The Prime Minister's residence at 24 Sussex Drive in Ottawa has been allowed to fall into disrepair by successive Prime Ministers who fear doing something to save it would be used against them by their opponents.Tom Hanson/The Canadian Press
If this space has its great white whale – the thing it pursues compulsively with scant chance of success – it is probably the hope that Canada will one day provide its prime minister with an official residence that reflects the best our successful liberal democracy has to offer.
As it is, 24 Sussex Dr. is a monument only to our failures. A 19th-century lumber baron’s mansion that became the PM’s publicly owned official residence in 1950, today it is a fire trap and health hazard that sits empty in anticipation of the urgent abatement work required to bring its wiring, insulation and mechanical systems up to 21st-century standards.
The United States has the White House, France has the Élysée Palace and Britain has 10 Downing St. – all storied residences that are synonymous with modern democracy. This country has a rotting fixer-upper.
What does the decrepitude of 24 Sussex say about Canada? First and foremost, it says this country is trapped in the worst kind of populism, one in which politicians theatrically spurn even the most basic trappings of power.
Successive prime ministers, most notably Stephen Harper and Justin Trudeau, have allowed 24 Sussex to disintegrate, out of the justified fear that authorizing needed repairs would be spun by their political opponents as an monomaniacal attempt to erect a personal Château de Versailles.
It’s nonsense, of course, and disheartening that politicians as otherwise able as Mr. Harper and Mr. Trudeau have not been able to summon the wit or will to stand up to it. They should have argued that maintaining the public residence assigned to them was an important responsibility, one done in the name of their successors.

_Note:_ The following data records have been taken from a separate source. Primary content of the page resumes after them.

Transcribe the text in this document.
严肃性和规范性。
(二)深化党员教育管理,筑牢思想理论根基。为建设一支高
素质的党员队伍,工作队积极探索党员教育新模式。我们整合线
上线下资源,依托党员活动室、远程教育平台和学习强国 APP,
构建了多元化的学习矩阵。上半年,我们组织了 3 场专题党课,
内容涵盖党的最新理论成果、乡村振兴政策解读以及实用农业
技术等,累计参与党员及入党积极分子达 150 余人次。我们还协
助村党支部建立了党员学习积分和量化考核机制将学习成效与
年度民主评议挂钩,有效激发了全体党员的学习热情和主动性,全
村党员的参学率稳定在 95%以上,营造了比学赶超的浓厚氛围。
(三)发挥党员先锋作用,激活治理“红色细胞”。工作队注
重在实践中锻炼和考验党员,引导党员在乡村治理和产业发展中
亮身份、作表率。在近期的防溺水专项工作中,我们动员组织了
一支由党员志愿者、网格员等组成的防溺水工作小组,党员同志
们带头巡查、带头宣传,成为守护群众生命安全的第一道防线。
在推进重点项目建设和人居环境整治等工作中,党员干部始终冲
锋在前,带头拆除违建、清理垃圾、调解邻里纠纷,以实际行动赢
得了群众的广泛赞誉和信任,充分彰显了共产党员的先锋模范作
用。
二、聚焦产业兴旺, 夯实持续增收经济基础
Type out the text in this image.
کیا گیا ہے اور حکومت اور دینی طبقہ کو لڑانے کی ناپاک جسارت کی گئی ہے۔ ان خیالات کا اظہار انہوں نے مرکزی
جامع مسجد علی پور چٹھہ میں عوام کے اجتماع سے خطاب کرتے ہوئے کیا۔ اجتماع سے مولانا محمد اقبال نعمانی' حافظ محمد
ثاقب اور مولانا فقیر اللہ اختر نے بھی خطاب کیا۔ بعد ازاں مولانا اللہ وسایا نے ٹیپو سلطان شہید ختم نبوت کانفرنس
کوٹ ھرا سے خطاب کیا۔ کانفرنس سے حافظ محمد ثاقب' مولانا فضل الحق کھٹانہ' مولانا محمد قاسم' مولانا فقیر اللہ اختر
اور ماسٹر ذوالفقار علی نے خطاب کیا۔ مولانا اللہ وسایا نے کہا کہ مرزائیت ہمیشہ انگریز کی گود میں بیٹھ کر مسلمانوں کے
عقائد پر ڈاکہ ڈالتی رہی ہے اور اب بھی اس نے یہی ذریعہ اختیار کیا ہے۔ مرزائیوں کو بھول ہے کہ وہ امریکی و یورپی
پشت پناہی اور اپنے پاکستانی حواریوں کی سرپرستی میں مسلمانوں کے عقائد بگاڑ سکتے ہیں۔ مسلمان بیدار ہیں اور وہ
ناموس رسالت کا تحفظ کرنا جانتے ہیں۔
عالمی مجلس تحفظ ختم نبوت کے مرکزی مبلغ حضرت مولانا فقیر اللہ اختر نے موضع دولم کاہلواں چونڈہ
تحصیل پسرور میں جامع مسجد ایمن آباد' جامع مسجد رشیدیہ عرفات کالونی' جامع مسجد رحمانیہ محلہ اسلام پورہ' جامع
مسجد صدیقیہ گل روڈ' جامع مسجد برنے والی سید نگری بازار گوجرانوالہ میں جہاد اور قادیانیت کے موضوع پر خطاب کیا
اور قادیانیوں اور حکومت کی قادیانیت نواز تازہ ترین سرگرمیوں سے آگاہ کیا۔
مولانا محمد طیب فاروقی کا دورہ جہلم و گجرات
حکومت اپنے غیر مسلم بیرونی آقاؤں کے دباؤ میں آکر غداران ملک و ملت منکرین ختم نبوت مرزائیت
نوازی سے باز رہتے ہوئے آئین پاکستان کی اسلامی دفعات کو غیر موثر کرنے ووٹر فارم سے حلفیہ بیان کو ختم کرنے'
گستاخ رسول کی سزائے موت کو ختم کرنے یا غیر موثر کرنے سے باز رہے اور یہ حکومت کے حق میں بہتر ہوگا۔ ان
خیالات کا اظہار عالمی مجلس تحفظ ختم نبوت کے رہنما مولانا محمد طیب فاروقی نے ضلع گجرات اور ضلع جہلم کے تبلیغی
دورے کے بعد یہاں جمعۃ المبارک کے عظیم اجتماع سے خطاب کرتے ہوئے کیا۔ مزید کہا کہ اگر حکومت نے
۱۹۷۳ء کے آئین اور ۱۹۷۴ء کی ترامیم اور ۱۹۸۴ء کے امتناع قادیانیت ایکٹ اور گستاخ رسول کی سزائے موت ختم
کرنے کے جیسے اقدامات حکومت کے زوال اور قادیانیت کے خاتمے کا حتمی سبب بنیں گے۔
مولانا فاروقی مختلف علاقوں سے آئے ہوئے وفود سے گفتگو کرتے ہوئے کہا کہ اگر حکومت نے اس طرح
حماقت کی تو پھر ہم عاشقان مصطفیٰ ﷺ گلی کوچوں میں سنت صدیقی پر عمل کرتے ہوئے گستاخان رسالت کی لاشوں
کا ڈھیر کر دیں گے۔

The consequence to taxpayers has been the decay of a national landmark that will cost millions of dollars to undo. When Mr. Harper was warned of the need to repair 24 Sussex in 2008, the National Capital Commission said that work could cost $9.7-million. Today, the figure is $36.6-million.
The public has also had to spend more than $1-million to house Mr. Trudeau and his family in a livable residence on the grounds of Rideau Hall since 2015. And let’s not forget that another $1.5-million has been spent since 2010 to maintain Stornoway, the official residence of the Leader of the Opposition and current home of Conservative Party Leader Pierre Poilievre.
So, the money taps have not been turned off. All that has happened is that Canada no longer has an official residence for its prime minister that can serve as both a place to live and a site to host visiting dignitaries, foreign leaders and Canadians themselves.
And at the moment, there is no indication it will have one any time soon. The Globe and Mail reported this week that the Trudeau government says it is continuing to develop a plan for 24 Sussex Dr., whatever that might mean.
Canada needs and deserves a proper prime minister’s residence. We are a G7 country in a globalized world, one in which the past year has demonstrated the critical importance of the alliances between like-minded democracies. Our prime minister should be able to host visitors in a way that signals that Canada is a mature and confident part of the democratic world.
We do not need something on the grand Gallic scale of the sprawling Élysée Palace. That’s not us at all. The White House is not a good model, either. The prime minister’s residence should not house the Prime Minister’s Office; the PMO should remain on the public grounds of Parliament Hill. Combining them in what would be a more exclusive space would be a bit too presidential for our parliamentary traditions.
But beyond the need for Canada to overcome the silly populist theatre that equates public renovations with baroque extravagance, there lies the truism that what is on the outside mirrors what’s on the inside. Symbols matter.
Canada is one of the safest, most stable and most diverse countries on the planet. It is a place people from other countries seek out in order to enjoy the freedoms and prosperity we take for granted. While it might seem like a small thing, providing the country’s elected leader with a safe and modern residence is a signal to ourselves and to others that Canada is no house of straw.
The political demolition of 24 Sussex Dr. sends the opposite, and worrying, message.